Election officials toured the country during this week’s Water Festival holiday to investigate a recent sharp drop-off in the pace of voter registrations, but no glaring issues were found, a National Election Committee (NEC) spokesman said on Wednesday.

“The NEC will not extend the deadline for registrations,” said Hang Puthea, a spokesman for the committee who visited the provinces of Tbong Khmum and Kompong Cham. “Most local residents in almost all of these communes have already registered.”


None of the delegations to the country’s 25 provinces reported any obvious problems, he said.

Both Tbong Khmum and Kompong Cham are relative laggards in registrations, stuck at 70.1 and 70.5 percent of eligible voters registered, respectively, both falling below the national average of 74.4 percent.

Nationwide, after a brisk first two months, registrations have slowed significantly in recent weeks, from more than 100,000 a day during the first 40 days since the start of registration in September to about 30,000 last week.

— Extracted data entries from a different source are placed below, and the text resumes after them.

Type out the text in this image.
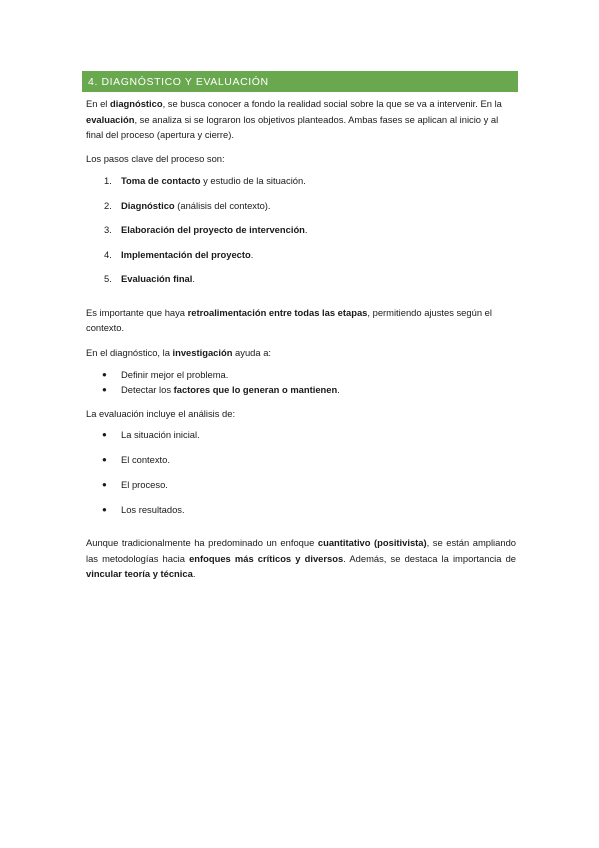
4. DIAGNÓSTICO Y EVALUACIÓN

En el diagnóstico, se busca conocer a fondo la realidad social sobre la que se va a intervenir. En la evaluación, se analiza si se lograron los objetivos planteados. Ambas fases se aplican al inicio y al final del proceso (apertura y cierre).

Los pasos clave del proceso son:

1. Toma de contacto y estudio de la situación.
2. Diagnóstico (análisis del contexto).
3. Elaboración del proyecto de intervención.
4. Implementación del proyecto.
5. Evaluación final.

Es importante que haya retroalimentación entre todas las etapas, permitiendo ajustes según el contexto.

En el diagnóstico, la investigación ayuda a:

●	Definir mejor el problema.
●	Detectar los factores que lo generan o mantienen.

La evaluación incluye el análisis de:

●	La situación inicial.
●	El contexto.
●	El proceso.
●	Los resultados.

Aunque tradicionalmente ha predominado un enfoque cuantitativo (positivista), se están ampliando las metodologías hacia enfoques más críticos y diversos. Además, se destaca la importancia de vincular teoría y técnica.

This week’s Water Festival holiday caused a slight uptick in registrations, Mr. Puthea said, to about 50,000 registrations a day across the country.

“It was a very bad decline lately, and some days there were less than 30,000 voters registered,” he said. “But during the three days of the Water Festival, many garment workers returned to their home provinces and they registered there.”

Even if the holiday pace was maintained, total registrations would not reach 80 percent by the November 29 deadline.

Mr. Puthea, nevertheless, said he was satisfied with current totals. The bulk of the remaining unregistered voters were likely working abroad, he said.

“We don’t believe that we will be able to register 100 percent, but we at least have more than 74 percent of voters registered across the country,” he said.

The two slowest provinces for registrations are Battambang and Banteay Meanchey, both along the border with Thailand, which hosts more than 1 million Cambodian migrant workers according to some estimates. Just 63.3 percent of voters have been registered in both provinces.

Workers abroad cannot register or vote unless they return to their home communes, despite requests by the CNRP to have special registration centers set up along the border or other channels to cast ballots from abroad.

George Edgar, the ambassador in Cambodia for the E.U., which together with Japan has funded the new computerized voter registration system, said he was confident that any issues were being dealt with appropriately.

“We have followed the voter registration process closely, and congratulate the National Election Committee on their work so far,” he said in an email.